The sun grazes the treetops, casting the under-forest in a slightly warmer light. Dawn has come and she's still alive. Her strained heart thuds a little harder at the understanding that she is only alive and free because of some whim of Orochimaru's. If he hadn't slaughtered the ANBU squad, they would have found her, curled up in her hidey-hole, and dragged her back to Konoha for execution or imprisonment. She's not sure which, nor even sure which she would prefer. She shivers slightly at the memory of being on her knees before him, waiting to die. That, too, had been a whim. A suicidal whim, but it was backed by the very real understanding that she is now alone. That her purpose and her loved ones will forever be out of reach.

She shakes herself loose from the grip of her thoughts. She has gone over the events of the night so very many times that she is virtually numb to the shock and the horror of it. There is nothing more to be gleaned from her recollections at this moment; she has combed through them endlessly, trying to pick apart the pieces and find the angle. The information she has is minimal, she could never divine Orochimaru's purpose from such a brief and strange encounter. That his motives led to her survival draws out conflict in her mind, over just how grateful she should be (she's leaning heavily towards 'not very'), and over why and how he came to be in just the right place at just the right time. She half wants to think it was coincidence. The other half of her doesn't believe in things like luck, and that half wants answers.

Those answers are not going to be found in her own head, and if she she is to continue living long enough to discover them, she needs to find some place to hide. Not just for an hour, but for longer, some place that will afford her the time to explore the very many things that appear to be wrong with her world and her life. There may yet be an explanation for her own abnormal – for lack of a better word – behaviour.
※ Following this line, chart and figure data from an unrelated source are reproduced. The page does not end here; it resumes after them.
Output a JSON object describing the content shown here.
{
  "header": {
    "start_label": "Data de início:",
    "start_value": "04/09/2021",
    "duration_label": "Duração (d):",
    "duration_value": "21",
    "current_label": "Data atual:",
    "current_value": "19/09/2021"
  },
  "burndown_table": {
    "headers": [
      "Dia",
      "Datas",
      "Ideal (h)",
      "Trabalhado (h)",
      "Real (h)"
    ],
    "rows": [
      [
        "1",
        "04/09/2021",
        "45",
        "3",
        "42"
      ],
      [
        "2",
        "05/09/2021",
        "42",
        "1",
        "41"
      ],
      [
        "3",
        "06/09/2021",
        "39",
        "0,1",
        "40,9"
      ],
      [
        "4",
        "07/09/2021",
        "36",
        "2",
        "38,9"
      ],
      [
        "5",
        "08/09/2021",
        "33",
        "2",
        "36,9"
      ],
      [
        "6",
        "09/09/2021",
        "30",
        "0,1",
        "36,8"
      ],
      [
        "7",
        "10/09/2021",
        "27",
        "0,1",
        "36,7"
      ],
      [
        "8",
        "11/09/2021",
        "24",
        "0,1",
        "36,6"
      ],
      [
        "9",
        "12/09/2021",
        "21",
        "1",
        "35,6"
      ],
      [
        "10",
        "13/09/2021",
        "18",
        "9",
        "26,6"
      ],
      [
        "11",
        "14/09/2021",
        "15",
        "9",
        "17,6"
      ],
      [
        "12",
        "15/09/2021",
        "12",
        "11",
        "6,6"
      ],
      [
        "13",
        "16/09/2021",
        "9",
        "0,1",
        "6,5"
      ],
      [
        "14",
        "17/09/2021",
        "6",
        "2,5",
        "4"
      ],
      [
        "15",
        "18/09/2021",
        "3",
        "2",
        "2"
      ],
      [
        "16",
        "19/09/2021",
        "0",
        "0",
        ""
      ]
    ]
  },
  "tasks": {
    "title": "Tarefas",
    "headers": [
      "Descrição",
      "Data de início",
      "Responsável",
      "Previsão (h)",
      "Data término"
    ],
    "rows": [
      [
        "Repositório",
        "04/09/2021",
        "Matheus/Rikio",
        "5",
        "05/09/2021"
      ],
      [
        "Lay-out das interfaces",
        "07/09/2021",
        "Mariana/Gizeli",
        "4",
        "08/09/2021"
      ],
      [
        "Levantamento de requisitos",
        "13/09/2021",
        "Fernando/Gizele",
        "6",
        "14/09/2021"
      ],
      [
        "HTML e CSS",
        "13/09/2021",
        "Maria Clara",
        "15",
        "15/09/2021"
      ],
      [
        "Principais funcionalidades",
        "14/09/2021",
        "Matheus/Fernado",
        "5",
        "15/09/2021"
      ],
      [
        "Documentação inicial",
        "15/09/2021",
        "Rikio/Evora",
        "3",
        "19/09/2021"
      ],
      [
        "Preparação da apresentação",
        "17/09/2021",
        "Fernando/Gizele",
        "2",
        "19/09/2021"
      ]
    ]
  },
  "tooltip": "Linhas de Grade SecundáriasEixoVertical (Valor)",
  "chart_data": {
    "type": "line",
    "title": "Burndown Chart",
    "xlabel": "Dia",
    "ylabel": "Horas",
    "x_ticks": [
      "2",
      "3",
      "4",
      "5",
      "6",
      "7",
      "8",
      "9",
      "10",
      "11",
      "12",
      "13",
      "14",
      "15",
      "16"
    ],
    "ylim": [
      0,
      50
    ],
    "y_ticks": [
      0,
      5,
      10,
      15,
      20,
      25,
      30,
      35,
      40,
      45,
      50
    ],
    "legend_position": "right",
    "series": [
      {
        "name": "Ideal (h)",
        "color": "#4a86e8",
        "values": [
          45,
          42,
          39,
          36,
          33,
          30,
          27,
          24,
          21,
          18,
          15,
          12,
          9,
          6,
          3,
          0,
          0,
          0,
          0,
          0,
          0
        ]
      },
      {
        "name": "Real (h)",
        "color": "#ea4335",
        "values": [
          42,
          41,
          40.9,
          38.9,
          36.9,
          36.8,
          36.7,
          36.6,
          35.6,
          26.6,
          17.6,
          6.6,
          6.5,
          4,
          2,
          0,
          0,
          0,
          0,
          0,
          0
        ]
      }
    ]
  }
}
There may yet be a way for her to go home (the half that doesn't believe in luck and coincidence winces at the naivete displayed by the rest of her).

Sakura heaves a pained sigh, wincing as the air dives into her aching lungs and back out again. She really needs to recover some chakra so that she can assess the damage she's done to her body. Her legs tremble with every step, the muscles in her calves and thighs jumping as though they are half-shredded from the inside, and feeling as though they are at least a bit on fire. She reflects tiredly that her skeleton seems to be protesting holding her flesh upright, and her heart is definitely not one hundred percent as it bucks unevenly in her chest.

On the bright side, she no longer feels a driving urge to continue north. Instead, she is circling a well worn clearing as though there is an invisible tether preventing her from leaving it. This is just one more thing she cannot fathom an explanation for. She hasn't actually tried to leave the track she is wearing, but that's really the sum of the problem; she doesn't want to. If she leaves this clearing she doesn't know where she will go. All this time running, she has been pulled along by a sensationless tug centred in the tissue behind her now-shuddering heart. It's not there any more, like a rubber band with all the tension gone out of it, it lies dormant and quiet.

The pink-haired kunoichi groans and scrubs her filthy hands over her face, trying to rub the stars out of her eyes. She's growing dizzier by the moment, and she's fairly convinced that her heart is about to just give up. She has no chakra to feed it to keep her going. No chakra to heal the damage, either. She has, quite literally, worn herself out.

She is beginning to silently berate herself for her foolishness (though, really, she wouldn't be alive now if she hadn't poured all of her energy into her flight), when the ground moves nearby. Sakura comes to a wobbly standstill and tries to focus her fuzzy, sparkly, vision on the strange bit of earth. It's moved from where it was before, and now there are stone stairs visible, leading down into the ground. She sways unsteadily and tries to marshal some brain cells into pondering the mystery, when a grey-topped head pokes out of the hole.

"Would you like to come in? You look awfully tired," a bland, and slightly condescending, voice emanates from the pale oval that must be a face. Sakura wishes she could clear her starry vision.

She knows this voice, too, and despite her exhaustion she manages a stab of fear at the coincidence of it all.

She cannot afford to turn down any offer of shelter now, though. If he doesn't kill her, Kabuto might even be kind enough to see to her overstrained heart.

With nowhere else to go, and no other option but a quiet and painful death on the forest floor, Sakura nods her heavy head and murmurs a tired "Yes," with no small amount of effort.

She thinks it's a good thing he's coming closer because the ground is rushing up to meet her face very quickly. The night spins down into darkness just as hands close over her shoulders.